Association Rèpublicaine Irunaise
"Nicolás Guerendiain"
La défense des valeurs républicaines et la récupération de la mémoire historique

Maritxu Anatol, d’Irun, durant la Deuxième Guerre Mondiale.

(extrait du livre de Mikel Rodríguez Espías vascos, Ed. Txalaparta, 2003)

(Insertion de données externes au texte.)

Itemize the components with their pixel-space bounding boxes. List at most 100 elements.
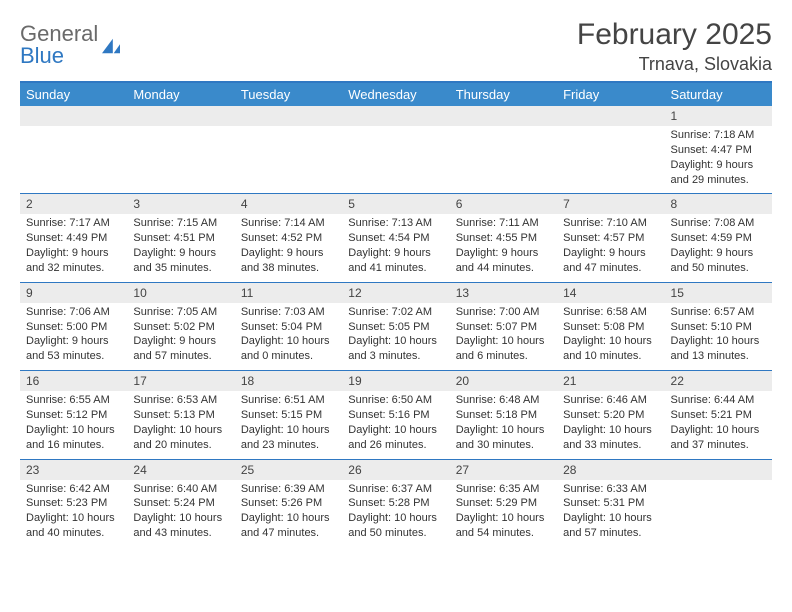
day-number-cell: 13	[450, 282, 557, 303]
day-ss: Sunset: 5:04 PM	[241, 320, 336, 335]
day-sr: Sunrise: 7:02 AM	[348, 305, 443, 320]
week-data-row: Sunrise: 7:06 AMSunset: 5:00 PMDaylight:…	[20, 303, 772, 371]
weekday-header: Friday	[557, 83, 664, 106]
day-detail-cell	[20, 126, 127, 194]
day-sr: Sunrise: 6:33 AM	[563, 482, 658, 497]
day-number-cell: 20	[450, 371, 557, 392]
day-ss: Sunset: 5:16 PM	[348, 408, 443, 423]
day-number-cell: 5	[342, 194, 449, 215]
day-number-cell: 22	[665, 371, 772, 392]
day-number-cell: 15	[665, 282, 772, 303]
day-number-cell: 12	[342, 282, 449, 303]
day-dl1: Daylight: 10 hours	[348, 423, 443, 438]
day-sr: Sunrise: 6:57 AM	[671, 305, 766, 320]
day-sr: Sunrise: 7:18 AM	[671, 128, 766, 143]
title-block: February 2025 Trnava, Slovakia	[577, 18, 772, 75]
day-sr: Sunrise: 7:03 AM	[241, 305, 336, 320]
day-dl2: and 47 minutes.	[563, 261, 658, 276]
day-dl1: Daylight: 10 hours	[563, 511, 658, 526]
day-number-cell: 19	[342, 371, 449, 392]
day-detail-cell: Sunrise: 7:10 AMSunset: 4:57 PMDaylight:…	[557, 214, 664, 282]
day-detail-cell	[450, 126, 557, 194]
day-sr: Sunrise: 7:08 AM	[671, 216, 766, 231]
week-number-row: 232425262728	[20, 459, 772, 480]
day-number-cell: 6	[450, 194, 557, 215]
day-sr: Sunrise: 7:15 AM	[133, 216, 228, 231]
day-number-cell: 3	[127, 194, 234, 215]
day-dl1: Daylight: 10 hours	[456, 334, 551, 349]
day-dl1: Daylight: 10 hours	[26, 423, 121, 438]
day-ss: Sunset: 5:02 PM	[133, 320, 228, 335]
day-number-cell	[20, 106, 127, 126]
day-dl2: and 37 minutes.	[671, 438, 766, 453]
day-number-cell: 8	[665, 194, 772, 215]
week-data-row: Sunrise: 7:17 AMSunset: 4:49 PMDaylight:…	[20, 214, 772, 282]
brand-sail-icon	[100, 37, 122, 55]
day-detail-cell: Sunrise: 6:44 AMSunset: 5:21 PMDaylight:…	[665, 391, 772, 459]
day-dl2: and 50 minutes.	[348, 526, 443, 541]
day-dl1: Daylight: 10 hours	[348, 334, 443, 349]
day-number-cell: 18	[235, 371, 342, 392]
week-number-row: 2345678	[20, 194, 772, 215]
day-number-cell	[450, 106, 557, 126]
day-detail-cell: Sunrise: 6:48 AMSunset: 5:18 PMDaylight:…	[450, 391, 557, 459]
day-sr: Sunrise: 6:53 AM	[133, 393, 228, 408]
day-detail-cell: Sunrise: 6:50 AMSunset: 5:16 PMDaylight:…	[342, 391, 449, 459]
day-dl2: and 3 minutes.	[348, 349, 443, 364]
day-detail-cell: Sunrise: 6:42 AMSunset: 5:23 PMDaylight:…	[20, 480, 127, 547]
day-number-cell: 26	[342, 459, 449, 480]
day-detail-cell	[665, 480, 772, 547]
day-detail-cell: Sunrise: 7:08 AMSunset: 4:59 PMDaylight:…	[665, 214, 772, 282]
day-dl2: and 23 minutes.	[241, 438, 336, 453]
day-dl1: Daylight: 10 hours	[133, 423, 228, 438]
day-dl2: and 57 minutes.	[563, 526, 658, 541]
location: Trnava, Slovakia	[577, 54, 772, 75]
calendar-body: 1Sunrise: 7:18 AMSunset: 4:47 PMDaylight…	[20, 106, 772, 547]
day-dl1: Daylight: 10 hours	[348, 511, 443, 526]
day-ss: Sunset: 5:13 PM	[133, 408, 228, 423]
day-dl2: and 40 minutes.	[26, 526, 121, 541]
day-sr: Sunrise: 6:44 AM	[671, 393, 766, 408]
day-number-cell: 10	[127, 282, 234, 303]
day-ss: Sunset: 5:29 PM	[456, 496, 551, 511]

Un lieu commun affirme que la frontière imprime un certain caractère, qu’elle donne lieu à des types humain originaux, peu respectueux des règles de la sacro-sainte autorité. Si ce cliché était vrai, cela expliquerait la figure de Maritxu Anatol, née le 24 janvier 1909 à Irun, où son père possédait une agence en douane. Une famille aisée : l’un de ses frères était ingénieur, un autre religieux et un troisième s’était vu décerner la Légion d’Honneur pour ses travaux de recherche en chimie. Maritxu commence à travailler à l’agence, au grand scandale général, car cette activité n’était pas considérée recommandable pour le «beau sexe». Elle possédait la double nationalité espagnole et française et elle avait soif d’aventure et d’action, qu’elle pouvait difficilement apaiser dans le bureau de l’agence, entourée de papiers, ni avec la «petite» contrebande, principale activité de la ville d’Irun à l’époque.

Lorsque la Guerre Civile éclate, sa famille s’installe sur l’autre rive de la Bidassoa. En été 1940, les Allemands confisquent le rez-de-chaussée de la résidence familiale et 15 soldats s’installent dans la demeure. Elle réclame à l’Officier en Chef le plus grand respect, souhait qui lui est accordé. La Résistance lui offre la possibilité de collaborer en lui fournissant des informations et en aidant les fugitifs à passer la frontière. Elle accepte sans hésiter. Son tempérament inquiet semblait enfin rassasié. Elle faisait un peu de tout: elle épiait les horaires et les mouvements des patrouilles allemandes, écoutait les rumeurs et mouchardages qui circulaient dans la Kommandatur de Bayonne, aidait les fugitifs à franchir la frontière, fournissait aux aviateurs abattus des œufs, des légumes et des souliers, qu’elle ramassait de ferme en ferme, organisait des rendez-vous, cherchait des hébergements… «Nous étions un groupe d’aventuriers, de personnes fermement décidées», dirait-elle plus tard de son activité. Elle est finalement arrêtée et enfermée au Commissariat de la Gestapo à Bayonne, puis dans la prison de Biarritz. Mais elle ne flanche jamais durant les interrogatoires et elle est relâchée. "L’essentiel, affirmait-elle, pour confondre l’ennemi est de rester serein et tranquille. Et moi, je savais faire ça très bien. Dans les cachots du Commissariat, je passais mon temps à écrire mon nom sur les murs, avec un fil de fer".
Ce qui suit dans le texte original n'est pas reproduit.